In transsexual culture, there's a school of thought that believes that all roads lead to the holy grail of GRS, and that after one has the surgery, one has "arrived." Part of the reason that so many post-operative trans women and trans men leave the community is because once they've reached that point, the weighty discussion about GRS is no longer relevant to them. The GRS-heavy emphasis has also tended to exclude non-operative and other trans people, because of the implication -- intended or not -- that they "must not be real" if they choose not to pursue surgical methods.
Yet GRS was only ever supposed to be one step toward self-resolution. It's neither all-completing, nor is it always a final endpoint (and this calls for a discussion of post-traumatic and minority stress), although it does have the ability to bring closure when that body distress exists. By comparison, cissexual (non-trans) women never stop discovering what it means to them to be a woman; cissexual men likewise. One does not "arrive" simply from the flick of a scalpel.

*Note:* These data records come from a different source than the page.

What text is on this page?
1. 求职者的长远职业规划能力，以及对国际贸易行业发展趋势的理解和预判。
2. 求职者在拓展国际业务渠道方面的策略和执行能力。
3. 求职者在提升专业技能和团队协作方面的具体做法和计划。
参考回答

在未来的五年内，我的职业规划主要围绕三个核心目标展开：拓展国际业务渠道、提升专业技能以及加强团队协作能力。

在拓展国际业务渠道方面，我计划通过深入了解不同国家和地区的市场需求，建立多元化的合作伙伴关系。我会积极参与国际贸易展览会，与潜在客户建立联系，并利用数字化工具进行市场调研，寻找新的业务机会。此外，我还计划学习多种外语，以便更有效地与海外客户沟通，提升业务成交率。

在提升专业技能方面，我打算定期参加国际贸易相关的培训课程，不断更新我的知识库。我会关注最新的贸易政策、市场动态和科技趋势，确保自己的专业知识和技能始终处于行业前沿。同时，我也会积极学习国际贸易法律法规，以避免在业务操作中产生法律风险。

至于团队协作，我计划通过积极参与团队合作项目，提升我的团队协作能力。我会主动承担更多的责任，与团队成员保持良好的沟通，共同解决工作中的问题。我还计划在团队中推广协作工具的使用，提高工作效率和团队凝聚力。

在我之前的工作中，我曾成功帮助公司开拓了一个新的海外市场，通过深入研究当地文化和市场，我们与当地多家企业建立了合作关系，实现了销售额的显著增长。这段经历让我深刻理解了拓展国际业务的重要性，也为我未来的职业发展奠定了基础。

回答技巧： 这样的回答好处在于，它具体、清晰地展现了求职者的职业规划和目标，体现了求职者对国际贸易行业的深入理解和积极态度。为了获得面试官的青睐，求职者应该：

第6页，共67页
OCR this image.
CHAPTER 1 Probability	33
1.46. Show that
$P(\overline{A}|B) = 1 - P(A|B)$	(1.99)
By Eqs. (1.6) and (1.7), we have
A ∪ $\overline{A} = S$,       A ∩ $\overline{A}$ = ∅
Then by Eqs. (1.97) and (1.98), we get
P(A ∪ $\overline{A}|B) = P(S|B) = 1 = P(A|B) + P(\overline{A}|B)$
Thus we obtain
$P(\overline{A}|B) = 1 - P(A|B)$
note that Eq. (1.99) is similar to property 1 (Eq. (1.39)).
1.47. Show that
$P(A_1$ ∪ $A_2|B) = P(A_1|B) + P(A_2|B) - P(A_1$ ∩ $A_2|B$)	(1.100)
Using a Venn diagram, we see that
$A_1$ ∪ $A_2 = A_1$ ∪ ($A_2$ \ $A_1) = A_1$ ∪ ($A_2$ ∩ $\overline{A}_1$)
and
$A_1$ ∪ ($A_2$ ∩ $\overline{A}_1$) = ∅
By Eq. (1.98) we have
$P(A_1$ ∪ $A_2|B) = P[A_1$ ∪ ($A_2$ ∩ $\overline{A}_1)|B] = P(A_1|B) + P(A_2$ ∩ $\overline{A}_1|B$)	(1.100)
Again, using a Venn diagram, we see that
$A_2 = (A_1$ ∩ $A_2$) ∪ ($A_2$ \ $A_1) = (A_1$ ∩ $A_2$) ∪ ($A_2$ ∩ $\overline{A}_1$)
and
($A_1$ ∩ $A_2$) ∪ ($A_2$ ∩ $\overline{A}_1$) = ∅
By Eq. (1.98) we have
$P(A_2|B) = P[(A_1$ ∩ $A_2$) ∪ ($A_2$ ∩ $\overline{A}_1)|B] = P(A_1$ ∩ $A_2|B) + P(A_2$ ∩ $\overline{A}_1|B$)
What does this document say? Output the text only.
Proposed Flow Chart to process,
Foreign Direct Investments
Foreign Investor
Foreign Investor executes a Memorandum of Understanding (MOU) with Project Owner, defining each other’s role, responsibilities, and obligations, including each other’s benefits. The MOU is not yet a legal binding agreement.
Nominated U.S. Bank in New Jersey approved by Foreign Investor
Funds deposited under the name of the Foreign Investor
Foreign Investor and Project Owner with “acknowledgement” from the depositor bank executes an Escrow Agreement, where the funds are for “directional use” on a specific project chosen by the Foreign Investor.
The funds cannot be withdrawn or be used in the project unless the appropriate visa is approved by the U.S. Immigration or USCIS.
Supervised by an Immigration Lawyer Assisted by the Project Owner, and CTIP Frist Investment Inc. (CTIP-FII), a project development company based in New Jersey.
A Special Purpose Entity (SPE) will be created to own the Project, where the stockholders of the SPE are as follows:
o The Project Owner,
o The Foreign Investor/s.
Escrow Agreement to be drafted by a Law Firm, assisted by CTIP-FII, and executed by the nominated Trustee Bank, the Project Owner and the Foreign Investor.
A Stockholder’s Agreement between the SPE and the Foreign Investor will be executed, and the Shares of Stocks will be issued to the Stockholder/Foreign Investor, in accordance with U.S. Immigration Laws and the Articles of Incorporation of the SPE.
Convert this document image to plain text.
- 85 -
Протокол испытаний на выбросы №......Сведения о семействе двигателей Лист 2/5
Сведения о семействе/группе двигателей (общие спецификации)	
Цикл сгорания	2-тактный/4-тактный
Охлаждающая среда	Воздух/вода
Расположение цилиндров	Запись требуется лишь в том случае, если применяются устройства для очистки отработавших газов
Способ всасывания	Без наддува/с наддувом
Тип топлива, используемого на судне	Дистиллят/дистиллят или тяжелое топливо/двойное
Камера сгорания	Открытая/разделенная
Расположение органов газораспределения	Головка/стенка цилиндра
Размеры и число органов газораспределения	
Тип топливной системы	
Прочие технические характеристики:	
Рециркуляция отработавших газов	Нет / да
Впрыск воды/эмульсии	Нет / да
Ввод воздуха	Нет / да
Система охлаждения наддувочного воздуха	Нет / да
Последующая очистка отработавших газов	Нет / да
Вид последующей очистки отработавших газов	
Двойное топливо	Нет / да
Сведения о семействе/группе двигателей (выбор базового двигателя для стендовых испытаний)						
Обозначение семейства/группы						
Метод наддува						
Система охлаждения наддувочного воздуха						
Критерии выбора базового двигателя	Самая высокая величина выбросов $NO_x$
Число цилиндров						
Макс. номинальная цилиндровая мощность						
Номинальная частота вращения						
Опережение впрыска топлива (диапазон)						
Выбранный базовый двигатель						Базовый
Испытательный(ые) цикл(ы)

The basic reality of the trans condition is that our bodies do not define us. If we allowed that to happen, we'd have never been able to start a transition -- we would still be living in the misery and shame of having to live up to everyone else's expectations.
The trouble with a heavy (or exclusive) focus on GRS as the "endpoint" of our transition is that we can become so intent on becoming "wholly" female or "wholly" male that we abandon, hide, or feel ashamed of characteristics and histories which make us truly unique, perhaps embracing stereotypes instead. It's important that surgery does not become a case of simply trading one mask for another.
The overarching focus on surgery also does people an injustice, as it means that we fail to talk about bodies, hygiene issues, sex, the downsides of post-operative care, and those things that we fear might cause a person to have doubts about or stray from the One True Path™ of GRS.
And sometimes -- oh, not for everyone, but sometimes -- non-operative-by-choice trans people arrive at a point of personal resolution from transition alone, and find that they can take pride in how unique they've become. That perspective is hard-won. It's a shame to bury it. Once in awhile, it's important to embrace one's uniqueness, and take pride in it.
Anyone who fails to understand this needs to take themselves out of the comfort zone of their own experiences for a moment, and remember that one size rarely fits all. Because the non-operative word is not "sorry."
In the end, we are who we need to be. Nothing else matters.
(As I was wrapping this up to post, Helen at en|Gender pointed to Non-Op. For those who want to know more, it looks like an interesting resource.)